Surely we still need to question why more than $2.5 million was spent to raise about $4 million.
One charity (TSWF) is vilified in the court of public opinion, while the other spends about 10 times the resources on raising funds and is lauded for its charitable works. Is it because of Warne’s bad-boy image, and because of McGrath’s personal tragedy? Or is it the result of more transparent governance and reporting providing accountability for the funds raised?
The answer is accountability. Charities enjoy community sanction along with tax concessions. While small charities and NFPs suggest that compliance activities take resources away from their charitable purpose, that sanction, along with the ability to freely spend funds raised, requires as a quid pro quo transparency and accountability around that spending. This is where the current regulatory framework is weak.
Only large charities bear the burden of full compliance, and until recently there was little enforcement. In January, more than 3000 charities were more than six months late in providing basic information to the regulator. In April, 586 charities were de-registered for not providing information for two consecutive years. Among this group were several large charities with assets reported in the millions of dollars.
There are two fundamental tenets of charities that directly relate to fundraising and the spending of the money raised. First is the notion of a charitable purpose. All charities should be compelled to provide information that clearly explains how much of their income, and in particular revenue from fundraising, goes toward their charitable purpose. What beneficial outcomes arise from the spending? Where is the community’s “value for money”?

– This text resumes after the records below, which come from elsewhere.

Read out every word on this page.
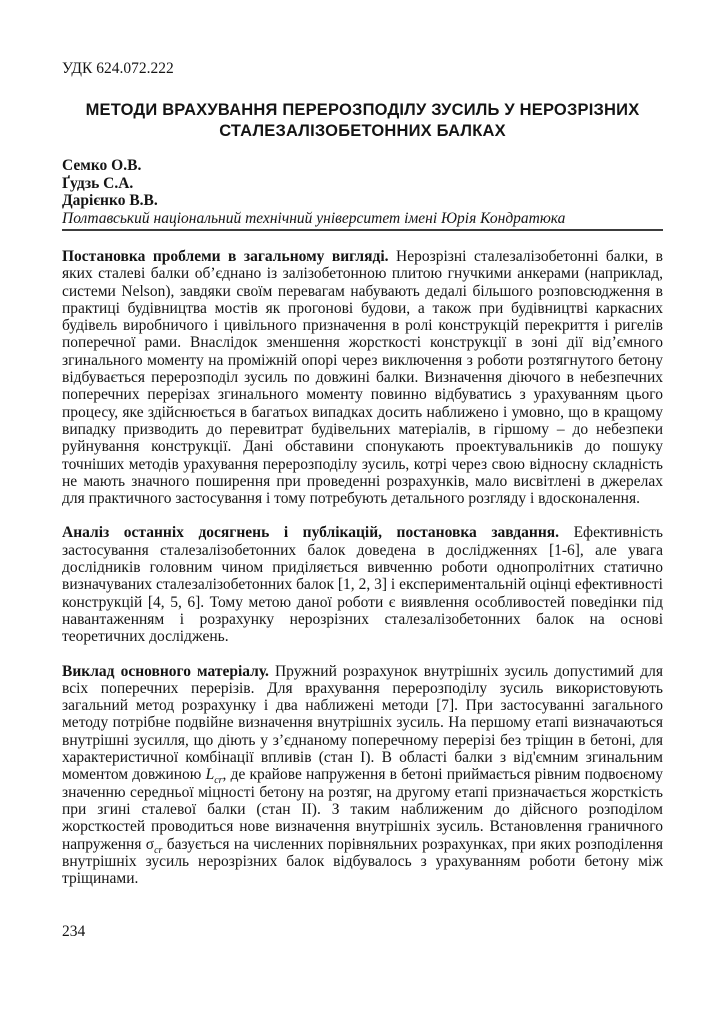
УДК 624.072.222
МЕТОДИ ВРАХУВАННЯ ПЕРЕРОЗПОДІЛУ ЗУСИЛЬ У НЕРОЗРІЗНИХ
СТАЛЕЗАЛІЗОБЕТОННИХ БАЛКАХ
Семко О.В.
Ґудзь С.А.
Дарієнко В.В.
Полтавський національний технічний університет імені Юрія Кондратюка

Постановка проблеми в загальному вигляді. Нерозрізні сталезалізобетонні балки, в яких сталеві балки об’єднано із залізобетонною плитою гнучкими анкерами (наприклад, системи Nelson), завдяки своїм перевагам набувають дедалі більшого розповсюдження в практиці будівництва мостів як прогонові будови, а також при будівництві каркасних будівель виробничого і цивільного призначення в ролі конструкцій перекриття і ригелів поперечної рами. Внаслідок зменшення жорсткості конструкції в зоні дії від’ємного згинального моменту на проміжній опорі через виключення з роботи розтягнутого бетону відбувається перерозподіл зусиль по довжині балки. Визначення діючого в небезпечних поперечних перерізах згинального моменту повинно відбуватись з урахуванням цього процесу, яке здійснюється в багатьох випадках досить наближено і умовно, що в кращому випадку призводить до перевитрат будівельних матеріалів, в гіршому – до небезпеки руйнування конструкції. Дані обставини спонукають проектувальників до пошуку точніших методів урахування перерозподілу зусиль, котрі через свою відносну складність не мають значного поширення при проведенні розрахунків, мало висвітлені в джерелах для практичного застосування і тому потребують детального розгляду і вдосконалення.

Аналіз останніх досягнень і публікацій, постановка завдання. Ефективність застосування сталезалізобетонних балок доведена в дослідженнях [1-6], але увага дослідників головним чином приділяється вивченню роботи однопролітних статично визначуваних сталезалізобетонних балок [1, 2, 3] і експериментальній оцінці ефективності конструкцій [4, 5, 6]. Тому метою даної роботи є виявлення особливостей поведінки під навантаженням і розрахунку нерозрізних сталезалізобетонних балок на основі теоретичних досліджень.

Виклад основного матеріалу. Пружний розрахунок внутрішніх зусиль допустимий для всіх поперечних перерізів. Для врахування перерозподілу зусиль використовують загальний метод розрахунку і два наближені методи [7]. При застосуванні загального методу потрібне подвійне визначення внутрішніх зусиль. На першому етапі визначаються внутрішні зусилля, що діють у з’єднаному поперечному перерізі без тріщин в бетоні, для характеристичної комбінації впливів (стан I). В області балки з від'ємним згинальним моментом довжиною $L_{cr}$, де крайове напруження в бетоні приймається рівним подвоєному значенню середньої міцності бетону на розтяг, на другому етапі призначається жорсткість при згині сталевої балки (стан II). З таким наближеним до дійсного розподілом жорсткостей проводиться нове визначення внутрішніх зусиль. Встановлення граничного напруження $\sigma_{cr}$ базується на численних порівняльних розрахунках, при яких розподілення внутрішніх зусиль нерозрізних балок відбувалось з урахуванням роботи бетону між тріщинами.

234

This is clearly articulated in the reporting of the McGrath Foundation, and no doubt one of the reasons for its success.
Second is the notion of a responsible person. Those heading up charities, who manage their assets and spend their income, need to be held responsible or accountable. While Shane Warne did not break the law, there is little evidence to suggest he behaved responsibly in the use of the funds contributed to the charity bearing his name.
Dr Sandra van der Laan, Professor of Accounting, University of Sydney Business School.